Caterpillar01 · December 10, 2020, 8:31pm

Make sure the WAN client is connecting to the WAN IP of the server:
tcpdump -evni eth2 udp port 51000

Yes packages arrive

vgaetera · December 10, 2020, 8:39pm

Avoid specifying listen_port on the client.
Verify that WAN client is using the WAN IP of the router for endpoint_host.
Make sure that endpoint_port on the client matches the listen_port on the server and the dest_port in the port opening rule.

Caterpillar01 · December 10, 2020, 9:35pm

Mah I just restarted the OpenWRT wg0 interface and after a few seconds the WAN client could ping the OpenWRT wireguard IP (wg0 interface). May I ask you which firewall zone should wg0 belong, in my use case? (WAN and LAN clients)

vgaetera · December 10, 2020, 9:44pm

If your WG clients are trusted enough to allow access to the LAN, then it's reasonable to share the same firewall zone with LAN.

Caterpillar01 · December 10, 2020, 9:51pm

Thank you. What happens in case I leave it to unspecified?

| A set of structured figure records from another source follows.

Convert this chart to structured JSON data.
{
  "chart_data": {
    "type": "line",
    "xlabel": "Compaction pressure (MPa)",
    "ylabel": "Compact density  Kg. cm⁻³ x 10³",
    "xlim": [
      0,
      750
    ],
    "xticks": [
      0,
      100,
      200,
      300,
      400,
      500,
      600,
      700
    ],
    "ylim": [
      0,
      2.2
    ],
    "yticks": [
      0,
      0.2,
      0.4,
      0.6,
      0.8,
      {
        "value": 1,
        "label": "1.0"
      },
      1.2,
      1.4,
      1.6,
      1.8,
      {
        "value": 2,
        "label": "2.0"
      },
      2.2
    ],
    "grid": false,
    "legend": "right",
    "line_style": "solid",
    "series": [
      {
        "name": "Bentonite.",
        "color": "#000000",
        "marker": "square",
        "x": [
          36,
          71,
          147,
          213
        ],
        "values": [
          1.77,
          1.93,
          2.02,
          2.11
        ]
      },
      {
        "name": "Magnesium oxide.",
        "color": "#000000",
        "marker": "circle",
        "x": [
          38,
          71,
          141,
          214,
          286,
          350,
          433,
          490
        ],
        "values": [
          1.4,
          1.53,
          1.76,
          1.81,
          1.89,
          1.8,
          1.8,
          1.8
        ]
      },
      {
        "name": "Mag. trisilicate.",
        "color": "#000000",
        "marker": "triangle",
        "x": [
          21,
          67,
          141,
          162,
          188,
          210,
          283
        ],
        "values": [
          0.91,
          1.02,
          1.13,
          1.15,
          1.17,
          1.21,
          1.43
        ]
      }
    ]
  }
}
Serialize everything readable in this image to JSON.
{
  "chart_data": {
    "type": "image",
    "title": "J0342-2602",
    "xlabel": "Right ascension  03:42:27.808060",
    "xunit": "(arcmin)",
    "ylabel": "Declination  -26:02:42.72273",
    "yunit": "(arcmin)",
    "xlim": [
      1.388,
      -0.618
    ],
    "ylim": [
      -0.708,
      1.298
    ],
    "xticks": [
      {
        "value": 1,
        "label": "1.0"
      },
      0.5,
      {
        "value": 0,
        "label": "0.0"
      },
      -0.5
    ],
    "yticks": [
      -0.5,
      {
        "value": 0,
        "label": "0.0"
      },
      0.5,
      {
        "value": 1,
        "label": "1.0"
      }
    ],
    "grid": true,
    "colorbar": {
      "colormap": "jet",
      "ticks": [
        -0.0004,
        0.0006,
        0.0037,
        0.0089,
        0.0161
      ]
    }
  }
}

vgaetera · December 10, 2020, 10:00pm

In this case, the default policies will be applied to it:

Caterpillar01 · December 10, 2020, 10:02pm

Thank you for your time and your precious help

system · December 20, 2020, 10:02pm

This topic was automatically closed 10 days after the last reply. New replies are no longer allowed.